The other big one is active distrust. The top scorers actually read what the agent produced, catch the wrong turn early, and redirect instead of letting it run for ten minutes (Verification Rigor and Recovery). The lower sessions tend to accept the first plausible output and pay for it an hour later.
Short version: the people who treat the agent like a fast, capable junior who still needs a clear brief and a real code review consistently come out on top.
Honestly the most fun part has been watching that play out. 😂
Love this, we've gone from "How good are you at coding?" to "How good are you at collaborating with AI?" and honestly... that's a much more relevant question today.
The idea of scoring Direction instead of just the final output is what caught my attention. Looking forward to throwing Claude Code at a few challenges this weekend and seeing whether I'm actually a good AI engineer or just really good at accepting suggestions.
Congrats on the launch! 🚀
@jayant_siktia
Thank you, this genuinely made my day 🙏 You nailed why we built it.

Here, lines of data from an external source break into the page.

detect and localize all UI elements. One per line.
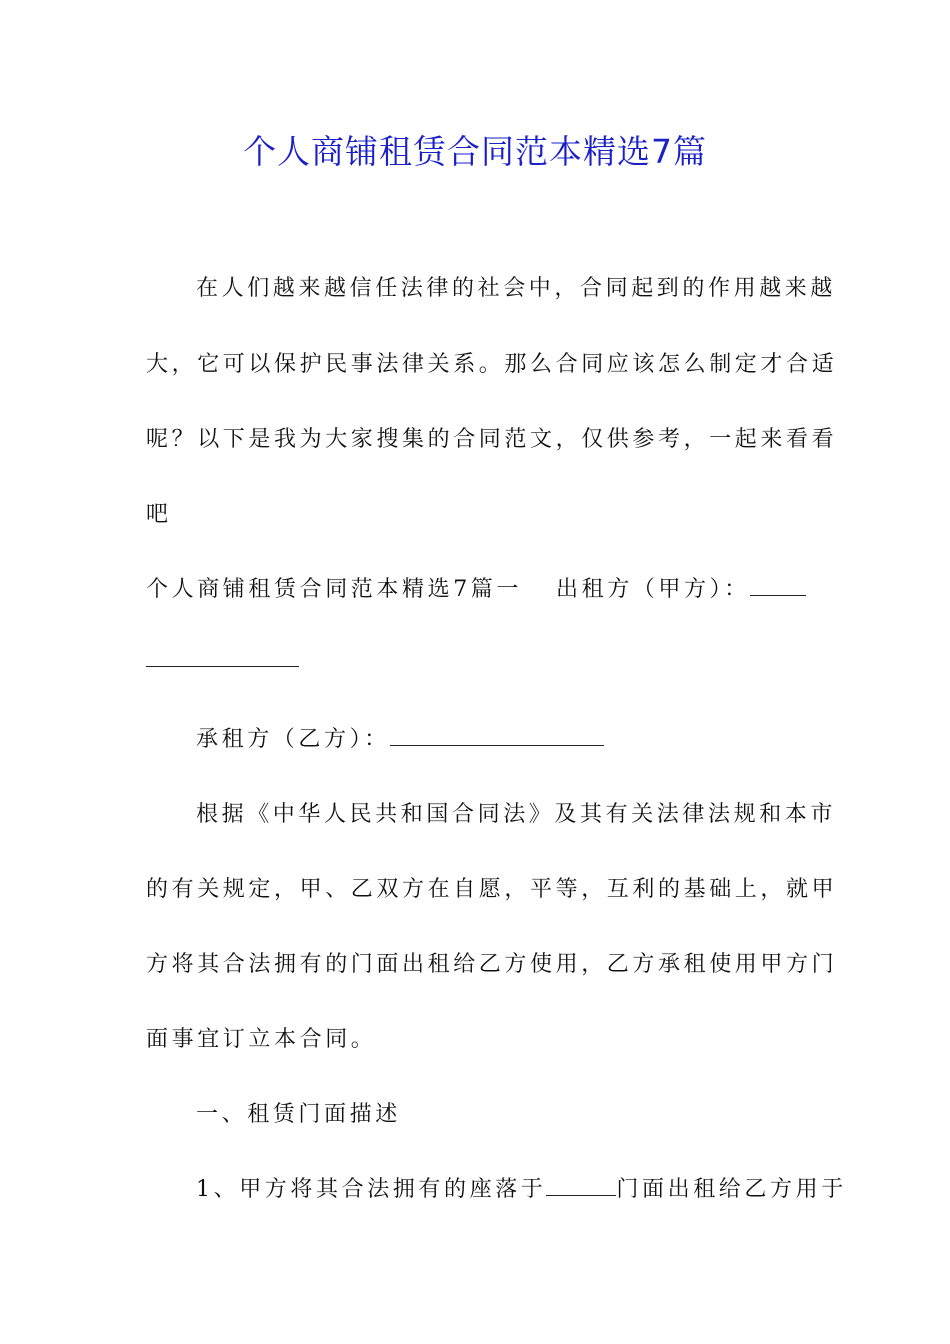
intro-line-2: 大，它可以保护民事法律关系。那么合同应该怎么制定才合适 [146, 352, 838, 377]
clause-1-1-text-a: 1、甲方将其合法拥有的座落于 [196, 1177, 547, 1202]
lessor-label [556, 572, 806, 603]
intro-line-4: 吧 [146, 502, 172, 527]
lessee-label [196, 722, 604, 753]
intro-line-1: 在人们越来越信任法律的社会中，合同起到的作用越来越 [196, 276, 837, 301]
document-title: 个人商铺租赁合同范本精选7篇 [243, 132, 707, 171]
section-heading: 个人商铺租赁合同范本精选7篇一 [146, 577, 522, 602]
lessor-blank [750, 575, 806, 596]
lessee-label-text: 承租方（乙方）： [196, 727, 390, 752]
clause-1-1-text-b: 门面出租给乙方用于 [616, 1177, 847, 1202]
lessor-label-text: 出租方（甲方）： [556, 577, 750, 602]
clause-1-heading: 一、租赁门面描述 [196, 1102, 401, 1127]
lessee-blank [390, 725, 604, 746]
basis-line-4: 面事宜订立本合同。 [146, 1027, 377, 1052]
intro-line-3: 呢？以下是我为大家搜集的合同范文，仅供参考，一起来看看 [146, 427, 838, 452]
location-blank [546, 1175, 616, 1196]
clause-1-1 [196, 1172, 847, 1203]
basis-line-1: 根据《中华人民共和国合同法》及其有关法律法规和本市 [196, 802, 837, 827]
lessor-blank-continued [146, 646, 299, 667]
basis-line-2: 的有关规定，甲、乙双方在自愿，平等，互利的基础上，就甲 [146, 877, 838, 902]
basis-line-3: 方将其合法拥有的门面出租给乙方使用，乙方承租使用甲方门 [146, 952, 838, 977]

And ha, that last line is basically the actual test. "Good AI engineer vs just good at accepting suggestions" is something we literally score: Verification Rigor (did you catch its mistakes and push back) and Engagement (did you stay in the loop vs paste-the-spec-and-walk-away) are two of the Direction signals. So you'll find out 😄
Throw Claude Code at a few this weekend and tell me how it goes. I'd love to hear your score, and anything that felt off. Have fun with it.
@ege_hakan_karaagac
Haha, I love that those are actual scoring signals.
The more I think about it, the more I feel this is where software engineering interviews are headed. Knowing how to write code is still important, but knowing when to trust an AI, when to challenge it, and how to guide it toward the right solution is becoming an entirely new skill.
I'll definitely give it a proper run this weekend and won't sugarcoat the feedback. If it exposes bad prompting habits or moments where I blindly trusted the agent, that's probably the most valuable outcome. Looking forward to seeing where I land on the leaderboard!
For me it's whether the agent asks clarifying questions in the first 30 seconds. If it just starts coding, I know I'll be cleaning up assumptions for the next hour. If it asks "do you want me to handle X case?" before writing anything, the session almost always goes well. Bad sessions are confidently wrong. Good sessions are loudly uncertain.
@elias_motionfy
"Confidently wrong vs loudly uncertain" might be the best one-line description of agent sessions I've heard. Stealing that.
And it's funny, that reflex is exactly the human side of what we score. The strongest operators front-load it themselves: they state the constraints and the "what about X case" up front (we call it Spec Precision) so the agent doesn't have to guess. Then when it does start confidently wrong, they catch it fast and redirect (Verification Rigor and Recovery).
That's the whole reason we score Direction instead of just the final diff. Those moves, not the typing speed, are what separate a clean session from an hour of cleanup. Would genuinely love to see what your sessions score. The loudly-uncertain ones should do well 😄
@ege_hakan_karaagac Honestly? I think it works for ~20% of users, and that's enough. Most people use AI without thinking about cost or footprint at all, same way they used to leave the tap running while brushing teeth. The readout creates a moment of awareness. Some will ignore it, some will start picking the lighter model just because they can see the trade-off.
The behavior change isn't "users become eco saints." It's "users stop reaching for the heaviest model by default." That's already huge.